Year of Wonders by Geraldine Brooks.
This was such an interesting read (or listen...whatever). Set in the 1600's the story is based on actual events that happened in an English village during the year of the Great Plague of London. At times it was a sob inducing and harrowing read, but what I liked most was the unassuming strong female protagonist and the way she was able to find strength and courage in what must have been a devastating situation.

The plague comes to their small village in a bolt of infected cloth, and the village decides to quarantine itself to stop the spread of the disease. With death and despair wrecking havoc on the community, we see the destruction of relationships, the spread of superstition, the loss of hope, but through it all there is also the exploration of love and learning. At the heart of this book is a gripping tale of survival in the face of disaster.

I thoroughly enjoyed this. 5/5 stars from me.

I have "People of the Book" another of Geraldine Brooks novels on my "to read next" list, and am looking forward to reading more from this author.

DD (who is now 5 and off at school) came home the other day with a very special book in her reading folder. Her very own copy of "Quaky Cat".

Scholastic, author Diana Noonan and illustrator Gavin Bishop have teamed up to publish this beautiful and touching book set in Christchurch. The story is set on the day of the 7.1 magnitude quake that rocked our city. Sept 4th will forever be a day that is etched into our collective memories - now 3 months on - we are still somewhat in shock that such an event happened us. The book follows the story of Tiger, a beloved pet who runs away from home after the quake and then navigates across the broken city to reunite with his family. I have to admit to being just a little bit teary eyed when I got to the end of the book. It's a lovely story, beautifully illustrated and captures so well some of the emotions that all of us, humans and pets alike, felt during the quake.
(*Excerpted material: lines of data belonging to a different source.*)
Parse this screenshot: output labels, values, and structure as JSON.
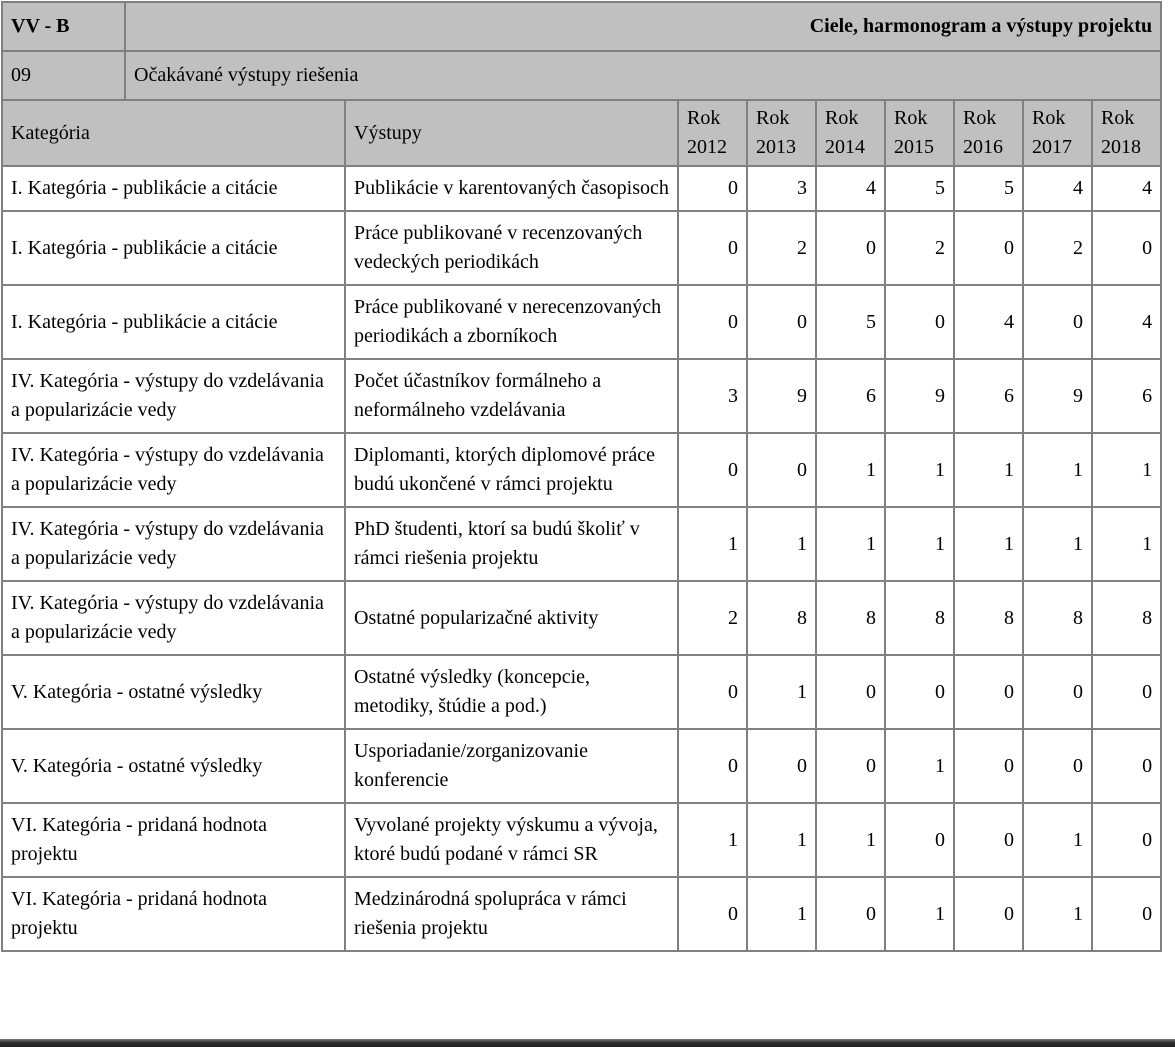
{
  "page": {
    "section_code": "VV - B",
    "section_title": "Ciele, harmonogram a výstupy projektu",
    "subsection_code": "09",
    "subsection_title": "Očakávané výstupy riešenia"
  },
  "table": {
    "category_header": "Kategória",
    "outputs_header": "Výstupy",
    "year_headers": [
      "Rok 2012",
      "Rok 2013",
      "Rok 2014",
      "Rok 2015",
      "Rok 2016",
      "Rok 2017",
      "Rok 2018"
    ],
    "rows": [
      {
        "category": "I. Kategória - publikácie a citácie",
        "output": "Publikácie v karentovaných časopisoch",
        "values": [
          0,
          3,
          4,
          5,
          5,
          4,
          4
        ]
      },
      {
        "category": "I. Kategória - publikácie a citácie",
        "output": "Práce publikované v recenzovaných vedeckých periodikách",
        "values": [
          0,
          2,
          0,
          2,
          0,
          2,
          0
        ]
      },
      {
        "category": "I. Kategória - publikácie a citácie",
        "output": "Práce publikované v nerecenzovaných periodikách a zborníkoch",
        "values": [
          0,
          0,
          5,
          0,
          4,
          0,
          4
        ]
      },
      {
        "category": "IV. Kategória - výstupy do vzdelávania a popularizácie vedy",
        "output": "Počet účastníkov formálneho a neformálneho vzdelávania",
        "values": [
          3,
          9,
          6,
          9,
          6,
          9,
          6
        ]
      },
      {
        "category": "IV. Kategória - výstupy do vzdelávania a popularizácie vedy",
        "output": "Diplomanti, ktorých diplomové práce budú ukončené v rámci projektu",
        "values": [
          0,
          0,
          1,
          1,
          1,
          1,
          1
        ]
      },
      {
        "category": "IV. Kategória - výstupy do vzdelávania a popularizácie vedy",
        "output": "PhD študenti, ktorí sa budú školiť v rámci riešenia projektu",
        "values": [
          1,
          1,
          1,
          1,
          1,
          1,
          1
        ]
      },
      {
        "category": "IV. Kategória - výstupy do vzdelávania a popularizácie vedy",
        "output": "Ostatné popularizačné aktivity",
        "values": [
          2,
          8,
          8,
          8,
          8,
          8,
          8
        ]
      },
      {
        "category": "V. Kategória - ostatné výsledky",
        "output": "Ostatné výsledky (koncepcie, metodiky, štúdie a pod.)",
        "values": [
          0,
          1,
          0,
          0,
          0,
          0,
          0
        ]
      },
      {
        "category": "V. Kategória - ostatné výsledky",
        "output": "Usporiadanie/zorganizovanie konferencie",
        "values": [
          0,
          0,
          0,
          1,
          0,
          0,
          0
        ]
      },
      {
        "category": "VI. Kategória - pridaná hodnota projektu",
        "output": "Vyvolané projekty výskumu a vývoja, ktoré budú podané v rámci SR",
        "values": [
          1,
          1,
          1,
          0,
          0,
          1,
          0
        ]
      },
      {
        "category": "VI. Kategória - pridaná hodnota projektu",
        "output": "Medzinárodná spolupráca v rámci riešenia projektu",
        "values": [
          0,
          1,
          0,
          1,
          0,
          1,
          0
        ]
      }
    ]
  },
  "colors": {
    "header_bg": "#c0c0c0",
    "border": "#808080",
    "cell_bg": "#ffffff",
    "text": "#000000",
    "bottom_bar": "#2e2e2e"
  }
}
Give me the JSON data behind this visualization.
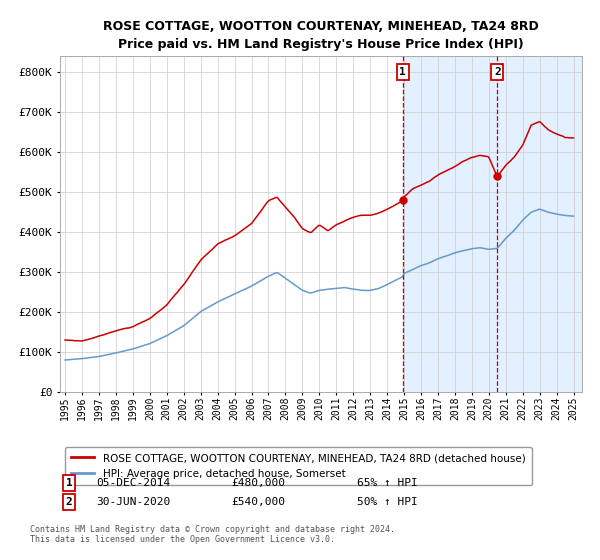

Scholastic donated a free copy of this book to all Year 1 & 2 students in Canterbury and it will always have a special place of pride on our bookshelf. Thank you to everyone involved in this project. Proceeds from the book are donated to local charities including the Women's Refuge. You can buy it here.


  1. i loved Year Of Wonders. Keep an eye out for a doco about the town - it shows up once in a while. Such a great book. I'm going to look for the audiobook because it's a great way to ensure I'll *read* it again. I live for my audiobooks. I have them playing all the time when I'm alone, or on the bus, or in the garden, or knitting or whatever. Are you listening through audible?

  2. I used to be a voracious reader too (also love Year of Wonders!!). When I started knitting seriously, my reading really dropped off. I have a bunch of audiobooks but keep forgetting to grab my iPod when I go for a walk (gah!!). But just this month, I've started reading again. Not necessarily every day, but reading. And I'm really enjoying it!

  3. I love reading but have had the same problem since becoming a mommy. Audio books are fantastic!! Thanks for the recommendation I'll have to check it out.